Okay. Maybe I can ask it a different way then. When you look at the 3% -- at least 3% growth projection for '25, can you help us break down the components of it?
We haven't really disclosed that as time goes on, and we may give you more color on it. But as of now, we really don't speak to more detail on it. We have a concentration with one tenant that we're constantly negotiating with and for competitive advantages, also it doesn't really make sense to disclose it.
Okay. Understandable. Just last question then. Is that 3% growth projection for 2025. Would you say that's somewhat of a sustainable figure? I wasn't sure if there were some other components might be driving it a little bit higher.
So there are a lot of different components that go into setting the same store number. It's not just about rent growth. It's also about the expenses of the company and the efficiencies that we can get in operating these properties. And so we wanted to give you projection, to give you a line of sight as to where things are going to be. And we hope to continue to do that as time goes on and as we get in front of these leases of working with the Post Service.
The next question comes from the line of Steven Dumanski with Janney.
I appreciate you provided some insight on the 2 dispositions. Can you just provide more, I guess, more of an update on why they were transacted at such a relatively reblended cap rate? And if you see any more of these opportunities in terms of recycling capital going forward.
I appreciate the question. So these were both reverse inquiries. These were not marketed. These were not deals that we were putting out there for sale. Buyers approach us. Like in general, we believe that we are undervalued. We think that a lot of the properties that we own have greater value and should be valued at lower cap rates. We were able to achieve a good return. We extracted value from these properties and we're recycling this capital and putting them into other properties that we will attract value out of. We will continue to do that as the opportunity presents itself. But in the end, this is a growth company. And our goal is to continue to acquire and grow the company as we have.
Next question comes from the line of Eric Borden with BMO Capital Markets.
Maybe just starting with the acquisition environment. You noted that 3Q volumes were lighter than expected, but you still maintained the full year target of $90 million. So I guess what's kind of giving you confidence to achieve that $90 million guidance as you look to continue to acquire in the fourth quarter?
Thank you. So as I've stated in the past, this is really not a quarterly business. And I know by nature, everybody just takes what our targets are and applies them by the quarter. This quarter was like just timing of the transactions. And so I'm not concerned about hitting our target. I'm very happy with our pipeline. I'm looking forward to our cost of capital going down and be able to increase our pipeline there after, but I didn't see a reason to adjust our target because I believe we're going to achieve it.

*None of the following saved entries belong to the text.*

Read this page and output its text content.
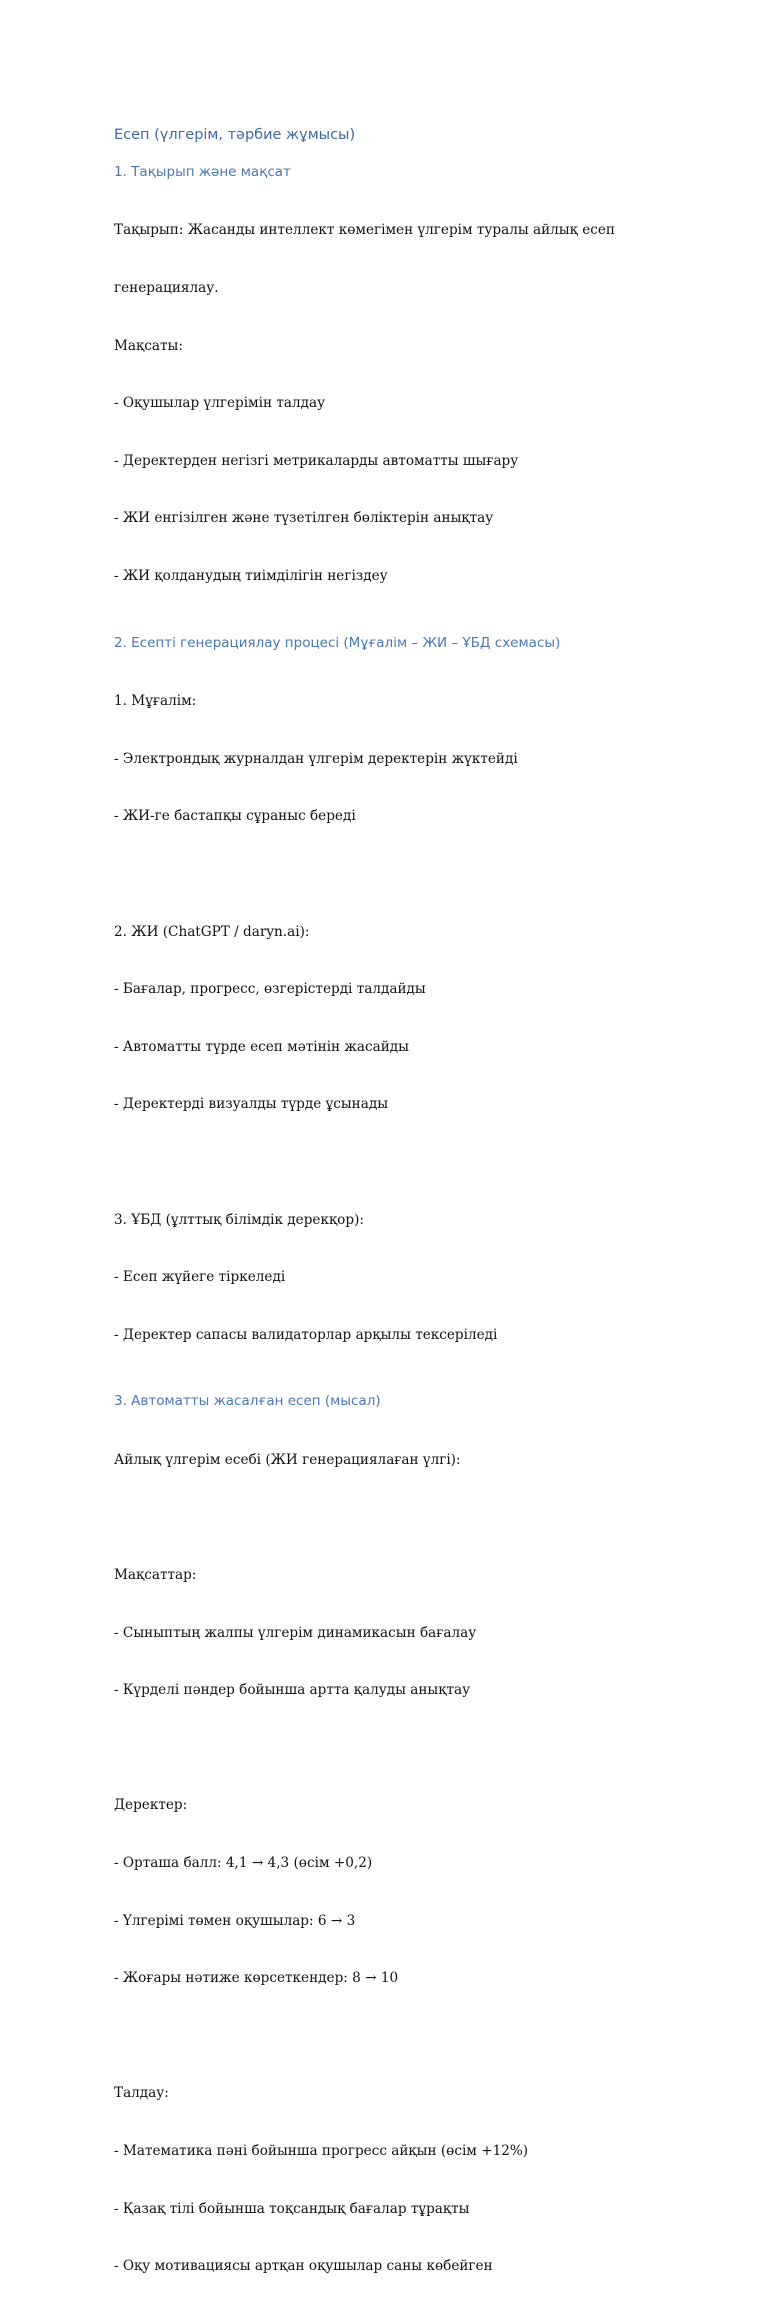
Есеп (үлгерім, тәрбие жұмысы)
1. Тақырып және мақсат

Тақырып: Жасанды интеллект көмегімен үлгерім туралы айлық есеп

генерациялау.

Мақсаты:

- Оқушылар үлгерімін талдау

- Деректерден негізгі метрикаларды автоматты шығару

- ЖИ енгізілген және түзетілген бөліктерін анықтау

- ЖИ қолданудың тиімділігін негіздеу

2. Есепті генерациялау процесі (Мұғалім – ЖИ – ҰБД схемасы)

1. Мұғалім:

- Электрондық журналдан үлгерім деректерін жүктейді

- ЖИ-ге бастапқы сұраныс береді

2. ЖИ (ChatGPT / daryn.ai):

- Бағалар, прогресс, өзгерістерді талдайды

- Автоматты түрде есеп мәтінін жасайды

- Деректерді визуалды түрде ұсынады

3. ҰБД (ұлттық білімдік дерекқор):

- Есеп жүйеге тіркеледі

- Деректер сапасы валидаторлар арқылы тексеріледі

3. Автоматты жасалған есеп (мысал)

Айлық үлгерім есебі (ЖИ генерациялаған үлгі):

Мақсаттар:

- Сыныптың жалпы үлгерім динамикасын бағалау

- Күрделі пәндер бойынша артта қалуды анықтау

Деректер:

- Орташа балл: 4,1 → 4,3 (өсім +0,2)

- Үлгерімі төмен оқушылар: 6 → 3

- Жоғары нәтиже көрсеткендер: 8 → 10

Талдау:

- Математика пәні бойынша прогресс айқын (өсім +12%)

- Қазақ тілі бойынша тоқсандық бағалар тұрақты

- Оқу мотивациясы артқан оқушылар саны көбейген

That's helpful. And then maybe just on the cap rate environment, given the 10 years still remains volatile today post the Fed cutting rate. And just curious, are buyers readjusting to that higher rate environment? Or are they still expecting kind of better pricing on their end just given potential future costs?
We haven't seen a significant change in cap rates and sellers' expectation of pricing. But we do see a lot of sellers that are considering selling today that weren't in the market, let's call it, a year or so ago. So that's a positive.
Thank you. [Operator Instructions] Ladies and gentlemen, we have reached the end of question-and-answer session. I would now like to turn the floor over to Andrew Spodek for closing comments.
Thank you. On behalf of the entire team, we want to thank you for your support and taking the time to join us today, and we look forward to connecting with all of you in the coming months.
Thank you. This concludes today's teleconference. You may disconnect your lines at this time. Thank you for your participation.